Abrianna didn’t have school on Wednesday. That morning, she and her mom ate breakfast and saw on the news that a statue of a girl had been placed to face Wall Street’s famous charging bull statue. It’s called “The Fearless Girl” and was put up by asset management group State Street Global Advisors. Alex took her daughter to see the statue, and Abrianna brought it to life with her excellent outfit choice.
Alex asked Abrianna that morning if she wanted to take the train from Harlem to see the statue, and Abrianna decided she’d wear her Owlette costume to look like the superhero from the show “PJ Masks.” Abrianna likes to wear costumes often and has found a way to bond with her brother who has autism through them.

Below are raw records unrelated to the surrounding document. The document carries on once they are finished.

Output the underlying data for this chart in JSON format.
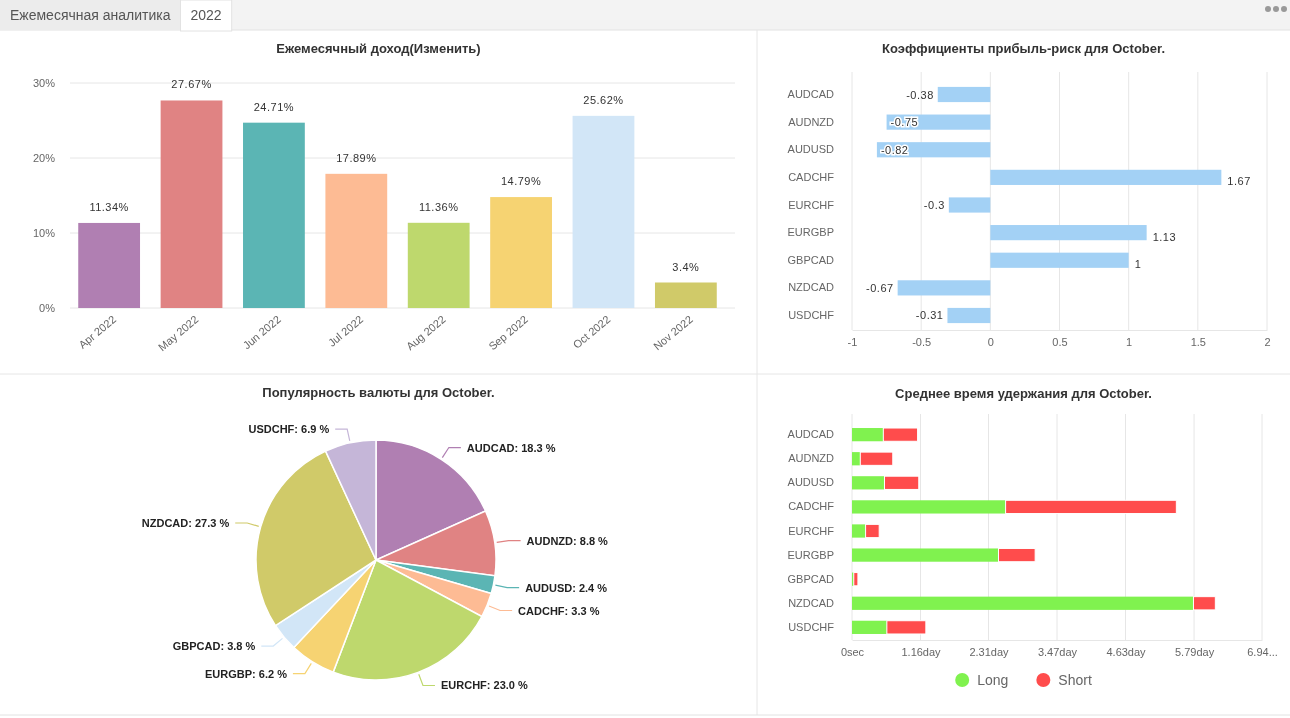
{
  "chart_data": [
    {
      "type": "bar",
      "title": "Ежемесячный доход(Изменить)",
      "annotations": [
        "Ежемесячная аналитика",
        "2022"
      ],
      "categories": [
        "Apr 2022",
        "May 2022",
        "Jun 2022",
        "Jul 2022",
        "Aug 2022",
        "Sep 2022",
        "Oct 2022",
        "Nov 2022"
      ],
      "values": [
        11.34,
        27.67,
        24.71,
        17.89,
        11.36,
        14.79,
        25.62,
        3.4
      ],
      "colors": [
        "#b07fb2",
        "#e08383",
        "#5bb5b4",
        "#fdbb94",
        "#bed86d",
        "#f6d372",
        "#d2e6f7",
        "#d0ca69"
      ],
      "value_labels": [
        "11.34%",
        "27.67%",
        "24.71%",
        "17.89%",
        "11.36%",
        "14.79%",
        "25.62%",
        "3.4%"
      ],
      "ylim": [
        0,
        30
      ],
      "yticks": [
        {
          "value": 0,
          "label": "0%"
        },
        {
          "value": 10,
          "label": "10%"
        },
        {
          "value": 20,
          "label": "20%"
        },
        {
          "value": 30,
          "label": "30%"
        }
      ],
      "grid": "y"
    },
    {
      "type": "bar",
      "orientation": "horizontal",
      "title": "Коэффициенты прибыль-риск для October.",
      "categories": [
        "AUDCAD",
        "AUDNZD",
        "AUDUSD",
        "CADCHF",
        "EURCHF",
        "EURGBP",
        "GBPCAD",
        "NZDCAD",
        "USDCHF"
      ],
      "values": [
        -0.38,
        -0.75,
        -0.82,
        1.67,
        -0.3,
        1.13,
        1,
        -0.67,
        -0.31
      ],
      "color": "#a3d1f5",
      "data_labels": true,
      "xlim": [
        -1,
        2
      ],
      "xticks": [
        -1,
        -0.5,
        0,
        0.5,
        1,
        1.5,
        2
      ],
      "grid": "x"
    },
    {
      "type": "pie",
      "title": "Популярность валюты для October.",
      "categories": [
        "AUDCAD",
        "AUDNZD",
        "AUDUSD",
        "CADCHF",
        "EURCHF",
        "EURGBP",
        "GBPCAD",
        "NZDCAD",
        "USDCHF"
      ],
      "values": [
        18.3,
        8.8,
        2.4,
        3.3,
        23.0,
        6.2,
        3.8,
        27.3,
        6.9
      ],
      "colors": [
        "#b07fb2",
        "#e08383",
        "#5bb5b4",
        "#fdbb94",
        "#bed86d",
        "#f6d372",
        "#d2e6f7",
        "#d0ca69",
        "#c5b6d8"
      ],
      "value_labels": [
        ": 18.3 %",
        ": 8.8 %",
        ": 2.4 %",
        ": 3.3 %",
        ": 23.0 %",
        ": 6.2 %",
        ": 3.8 %",
        ": 27.3 %",
        ": 6.9 %"
      ]
    },
    {
      "type": "bar",
      "orientation": "horizontal",
      "stacked": true,
      "title": "Среднее время удержания для October.",
      "categories": [
        "AUDCAD",
        "AUDNZD",
        "AUDUSD",
        "CADCHF",
        "EURCHF",
        "EURGBP",
        "GBPCAD",
        "NZDCAD",
        "USDCHF"
      ],
      "series": [
        {
          "name": "Long",
          "color": "#80f24f",
          "values": [
            0.53,
            0.14,
            0.55,
            2.6,
            0.23,
            2.48,
            0.03,
            5.78,
            0.59
          ]
        },
        {
          "name": "Short",
          "color": "#ff4c4c",
          "values": [
            0.58,
            0.55,
            0.58,
            2.89,
            0.23,
            0.62,
            0.07,
            0.37,
            0.66
          ]
        }
      ],
      "xlim": [
        0,
        6.94
      ],
      "xticks": [
        {
          "value": 0,
          "label": "0sec"
        },
        {
          "value": 1.16,
          "label": "1.16day"
        },
        {
          "value": 2.31,
          "label": "2.31day"
        },
        {
          "value": 3.47,
          "label": "3.47day"
        },
        {
          "value": 4.63,
          "label": "4.63day"
        },
        {
          "value": 5.79,
          "label": "5.79day"
        },
        {
          "value": 6.94,
          "label": "6.94..."
        }
      ],
      "grid": "x",
      "legend": "bottom"
    }
  ]
}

“It’s her way of catching his attention a little bit so he can play with her and bond,” Alex told The Huffington Post.
When Alex and Abrianna finally arrived downtown at the statue, Abrianna asked if she could take her jacket off momentarily to take a photo with “The Fearless Girl” while wearing her superhero costume. Alex gave the OK, but by the time she got her camera out of her bag everyone else checking out the statue was taking photos of Abrianna.
“She was already standing next to the statue, and people were taking pictures of her and telling her, ‘Oh, can you put your arm up?’” she said.
Photos of Abrianna mimicking the statue are now all over social media. The next day, she showed her teacher the photos and learned that people at school had seen the pics, but had no idea it was her behind the superhero costume. Alex finally got her own photos of her daughter with the statue before they left.
On their way home, Alex talked to her daughter about what happened that day. She said that “The Fearless Girl” was a superhero, prompting her daughter to ask what her “superpower” was.
“She kind of represents all of us, all women,” Alex told her daughter. “She’s trying to empower us and show us to be great.”